The woman was in her forties, about five-four, plump, her brown hair pulled back tightly into a bun. She eyed the two of them with apprehension.
“Mrs. Petrenko, I’m Detective Delgado and this is Detective Bourque.”
“Oh my,” she said. “Have you found him? Please tell me you’ve found him.”
“Could we come in?” Delgado asked.
“Yes, yes, of course,” she said, holding open the door.
They entered a cramped living room that was a mess of newspapers, magazines, and small office boxes up against one wall.
“I’ve been going out of my mind,” Eileen said, wringing her hands nervously. “Have you found him? Where is he? Has he gone back to Cleveland? He hates it here, I know that, but I can’t believe he’d just go back there without saying a word. I called his sister, and she hasn’t seen him, and if he was going back he’d have got in touch with her, I know he would.”
“Can we sit down?” Bourque asked.
Eileen cleared the couch of newspapers so the two detectives could sit. She took a seat across from them. There was a framed photo of her and a round-faced man with grayish, brush-cut hair on the small table next to her.

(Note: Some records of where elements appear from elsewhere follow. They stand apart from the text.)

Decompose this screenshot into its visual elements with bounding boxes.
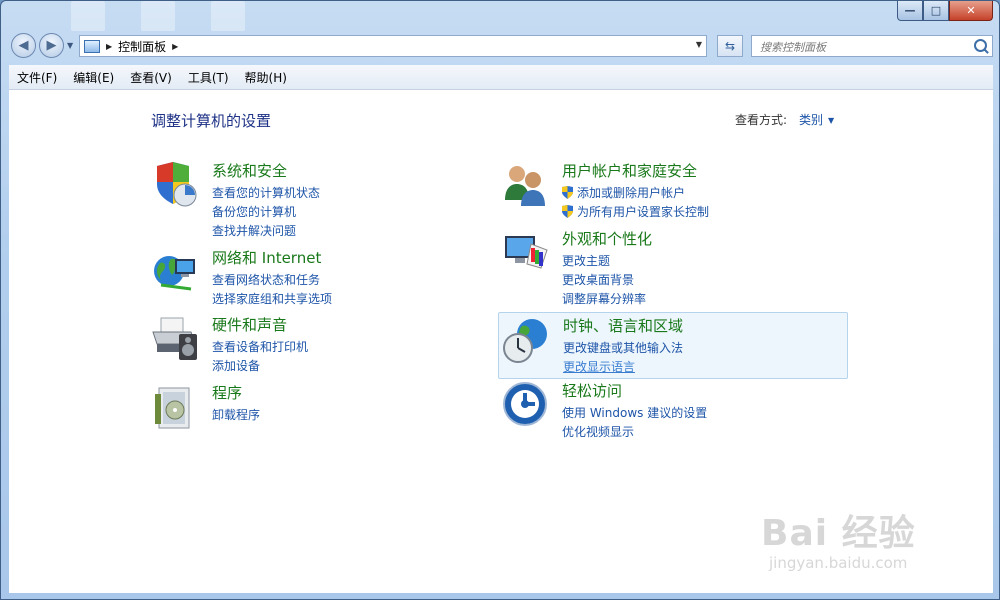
menu-tools[interactable]: 工具(T) — [180, 69, 237, 86]
back-button[interactable]: ◀ — [11, 33, 36, 58]
category-title[interactable]: 程序 — [212, 382, 242, 403]
close-button[interactable]: ✕ — [949, 1, 993, 21]
category-link[interactable]: 查找并解决问题 — [212, 222, 320, 241]
page-title: 调整计算机的设置 — [151, 112, 272, 130]
category-system-security: 系统和安全 查看您的计算机状态 备份您的计算机 查找并解决问题 — [151, 160, 501, 238]
view-by-value[interactable]: 类别 — [799, 113, 823, 127]
view-by-label: 查看方式: — [735, 113, 788, 127]
address-dropdown-icon[interactable]: ▼ — [696, 40, 702, 49]
category-title[interactable]: 网络和 Internet — [212, 247, 321, 268]
watermark-url: jingyan.baidu.com — [769, 554, 908, 572]
chevron-down-icon[interactable]: ▼ — [828, 116, 834, 125]
category-link[interactable]: 调整屏幕分辨率 — [562, 290, 646, 309]
refresh-icon: ⇆ — [724, 39, 736, 53]
category-link[interactable]: 卸载程序 — [212, 406, 260, 425]
category-network-internet: 网络和 Internet 查看网络状态和任务 选择家庭组和共享选项 — [151, 247, 501, 313]
content-pane: 调整计算机的设置 查看方式: 类别 ▼ 系统和安全 查看您的计算机状态 备份您的计… — [9, 90, 993, 593]
menu-file[interactable]: 文件(F) — [9, 69, 65, 86]
breadcrumb-chevron-icon[interactable]: ▶ — [172, 42, 178, 51]
watermark-brand: Bai 经验 — [761, 513, 916, 554]
category-programs: 程序 卸载程序 — [151, 382, 501, 448]
background-icon — [211, 1, 245, 31]
category-link[interactable]: 备份您的计算机 — [212, 203, 320, 222]
navigation-bar: ◀ ▶ ▼ ▶ 控制面板 ▶ ▼ ⇆ — [9, 31, 993, 61]
menu-edit[interactable]: 编辑(E) — [65, 69, 122, 86]
shield-icon[interactable] — [151, 160, 201, 210]
menu-help[interactable]: 帮助(H) — [237, 69, 295, 86]
globe-network-icon[interactable] — [151, 247, 201, 297]
background-taskbar-icons — [61, 1, 261, 31]
link-text[interactable]: 添加或删除用户帐户 — [577, 186, 685, 200]
category-link[interactable]: 使用 Windows 建议的设置 — [562, 404, 707, 423]
category-link[interactable]: 查看设备和打印机 — [212, 338, 308, 357]
control-panel-icon — [84, 39, 100, 53]
category-hardware-sound: 硬件和声音 查看设备和打印机 添加设备 — [151, 314, 501, 380]
refresh-button[interactable]: ⇆ — [717, 35, 743, 57]
address-bar[interactable]: ▶ 控制面板 ▶ ▼ — [79, 35, 707, 57]
monitor-palette-icon[interactable] — [501, 228, 551, 278]
category-title[interactable]: 外观和个性化 — [562, 228, 652, 249]
link-text[interactable]: 为所有用户设置家长控制 — [577, 205, 709, 219]
printer-icon[interactable] — [151, 314, 201, 364]
category-title[interactable]: 用户帐户和家庭安全 — [562, 160, 697, 181]
category-clock-language[interactable]: 时钟、语言和区域 更改键盘或其他输入法 更改显示语言 — [498, 312, 848, 379]
category-link[interactable]: 查看您的计算机状态 — [212, 184, 320, 203]
category-title[interactable]: 系统和安全 — [212, 160, 287, 181]
caption-buttons: — □ ✕ — [897, 1, 993, 21]
menu-view[interactable]: 查看(V) — [122, 69, 180, 86]
category-link[interactable]: 查看网络状态和任务 — [212, 271, 332, 290]
menu-bar: 文件(F) 编辑(E) 查看(V) 工具(T) 帮助(H) — [9, 65, 993, 90]
category-link[interactable]: 添加设备 — [212, 357, 308, 376]
category-title[interactable]: 时钟、语言和区域 — [563, 315, 683, 336]
search-input[interactable] — [758, 37, 972, 57]
programs-icon[interactable] — [151, 382, 201, 432]
maximize-button[interactable]: □ — [923, 1, 949, 21]
category-link[interactable]: 为所有用户设置家长控制 — [562, 203, 709, 222]
background-icon — [141, 1, 175, 31]
category-link[interactable]: 更改主题 — [562, 252, 646, 271]
background-icon — [71, 1, 105, 31]
search-icon[interactable] — [974, 39, 987, 52]
category-link[interactable]: 选择家庭组和共享选项 — [212, 290, 332, 309]
category-user-accounts: 用户帐户和家庭安全 添加或删除用户帐户 为所有用户设置家长控制 — [501, 160, 851, 226]
category-link-hover[interactable]: 更改显示语言 — [563, 358, 683, 377]
view-by-dropdown[interactable]: 类别 ▼ — [799, 111, 834, 128]
category-link[interactable]: 优化视频显示 — [562, 423, 707, 442]
breadcrumb-control-panel[interactable]: 控制面板 — [118, 38, 166, 55]
category-appearance: 外观和个性化 更改主题 更改桌面背景 调整屏幕分辨率 — [501, 228, 851, 306]
breadcrumb-chevron-icon[interactable]: ▶ — [106, 42, 112, 51]
category-title[interactable]: 轻松访问 — [562, 380, 622, 401]
clock-globe-icon[interactable] — [502, 316, 552, 366]
minimize-button[interactable]: — — [897, 1, 923, 21]
baidu-watermark: Bai 经验 jingyan.baidu.com — [761, 504, 916, 572]
category-title[interactable]: 硬件和声音 — [212, 314, 287, 335]
control-panel-window: — □ ✕ ◀ ▶ ▼ ▶ 控制面板 ▶ ▼ ⇆ 文件(F) 编辑(E) 查看(… — [0, 0, 1000, 600]
uac-shield-icon — [562, 186, 573, 199]
uac-shield-icon — [562, 205, 573, 218]
recent-pages-dropdown[interactable]: ▼ — [67, 41, 73, 50]
ease-of-access-icon[interactable] — [501, 380, 551, 430]
category-ease-of-access: 轻松访问 使用 Windows 建议的设置 优化视频显示 — [501, 380, 851, 446]
category-link[interactable]: 更改键盘或其他输入法 — [563, 339, 683, 358]
forward-button[interactable]: ▶ — [39, 33, 64, 58]
search-box[interactable] — [751, 35, 993, 57]
users-icon[interactable] — [501, 160, 551, 210]
category-link[interactable]: 添加或删除用户帐户 — [562, 184, 709, 203]
category-link[interactable]: 更改桌面背景 — [562, 271, 646, 290]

“This is Mr. Petrenko?” Delgado asked.
The woman picked up the picture and looked despairingly at it. “I’ve barely slept for two days,” she said.
Bourque had his notebook out. “I know you’ve been over this with the officers who spoke with you yesterday morning, but I wonder if you’d mind going over it with us.”
The woman kept the framed photo in her lap and nodded.
“Your husband’s full name?”
“Otto Mikhail Petrenko.”
“Can you spell that?”
She did.
“Date of birth?”
“Um, February third, 1975.”
“Where was Mr. Petrenko born?” Delgado asked. “What kind of name is that?”
“Russian,” his wife said. “Except for Otto. That is German. He was named after an uncle in Germany. Mikhail was his father’s name. He was born in Voronezh, but his parents slipped out of the country and into Finland shortly after he was born, and then, eventually, to America, when Otto was around four years old. They settled in Ohio, which is where Otto grew up, and where we met in Cleveland.”
“And how long have you been married, Mrs. Petrenko?” Delgado asked, her voice soft and full of concern.
“Seventeen years,” she said.
“The two of you have children? Or do you live here alone?”
“It’s just us,” she said, looking uncomfortable. “Otto had siblings, but...” Her voice trailed off.
“And you own this house?”
She shook her head. “We’re renting. Otto didn’t want to buy. He didn’t know whether he wanted to stay here.”
“In Queens?” Bourque asked.
“In New York. Anywhere here.”
“You moved here from Cleveland?”
“Three years ago,” she said. She glanced at the boxes along one wall. “We’ve still got things in boxes, if you can believe it. It’s not important stuff. We’d move it to the basement, but it’s awfully musty down there.”